An exodus of landlords from the buy-to-let market has caused a 12% drop in rental property listings over the past 12 months, Home.co.uk claims.
The property search engine currently says there are 228,033 houses, flats and rooms to rent across England and Wales.
It warns that buy-to-let taxes and Right to Rent rules have deterred landlords, with London the hardest hit.
Home.co.uk’s data shows there has been a 20% fall in rental supply in the capital, especially in richer areas where rents have in turn soared.
This was led by Westminster, where listings have slid by 447 to 2,673 over the past 12 months, pushing the average monthly rent up 24% to £5,292.
Kensington & Chelsea has 427 fewer listings at 1,584 and has seen rents rise by 14.7% over the past year to £5,502.
Doug Shephard, director at Home.co.uk, described the situation as a “rental drought”.
He said: “The current situation is particularly dire for tenants, who are set to continue to face increasing competition for good-quality properties and rising rents.
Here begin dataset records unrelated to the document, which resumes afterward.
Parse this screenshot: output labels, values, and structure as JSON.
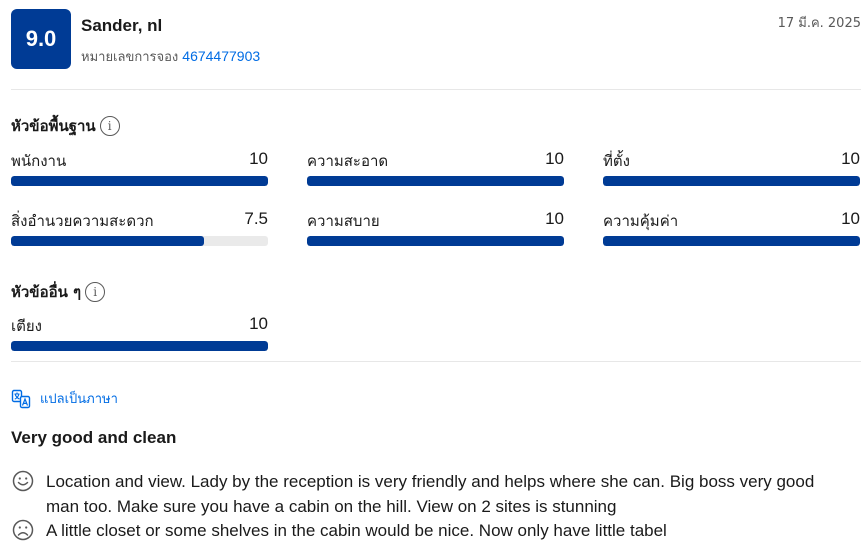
{
  "review": {
    "score": "9.0",
    "reviewer": "Sander, nl",
    "booking_label": "หมายเลขการจอง",
    "booking_number": "4674477903",
    "date": "17 มี.ค. 2025"
  },
  "basic_topics": {
    "title": "หัวข้อพื้นฐาน",
    "info_icon": "info-icon",
    "items": [
      {
        "label": "พนักงาน",
        "value": "10",
        "score": 10
      },
      {
        "label": "ความสะอาด",
        "value": "10",
        "score": 10
      },
      {
        "label": "ที่ตั้ง",
        "value": "10",
        "score": 10
      },
      {
        "label": "สิ่งอำนวยความสะดวก",
        "value": "7.5",
        "score": 7.5
      },
      {
        "label": "ความสบาย",
        "value": "10",
        "score": 10
      },
      {
        "label": "ความคุ้มค่า",
        "value": "10",
        "score": 10
      }
    ]
  },
  "other_topics": {
    "title": "หัวข้ออื่น ๆ",
    "items": [
      {
        "label": "เตียง",
        "value": "10",
        "score": 10
      }
    ]
  },
  "translate": {
    "label": "แปลเป็นภาษา",
    "icon": "translate-icon"
  },
  "review_body": {
    "title": "Very good and clean",
    "positive": "Location and view. Lady by the reception is very friendly and helps where she can. Big boss very good man too. Make sure you have a cabin on the hill. View on 2 sites is stunning",
    "negative": "A little closet or some shelves in the cabin would be nice. Now only have little tabel"
  },
  "colors": {
    "brand": "#003b95",
    "link": "#006ce4",
    "track": "#eaeaea"
  }
}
“Government red tape and higher taxation in the lettings market has triggered forced sales by landlords. Moreover, this additional supply is now negatively impacting on capital values.
“Vendor landlords have done their maths and they know that if they continue to let the property, even with a rent hike, they will be losing money overall. Conclusion: time to sell.
“The problem is, though, that the private rented sector constitutes 20% of the housing stock, the majority of which is owned by landlords with small portfolios. A recipe for disaster? Maybe.
“Negative sentiment in this sector is certainly sufficient to turn confidence in the wider property market to the downside, thereby creating misery for all, especially those wishing to rent.”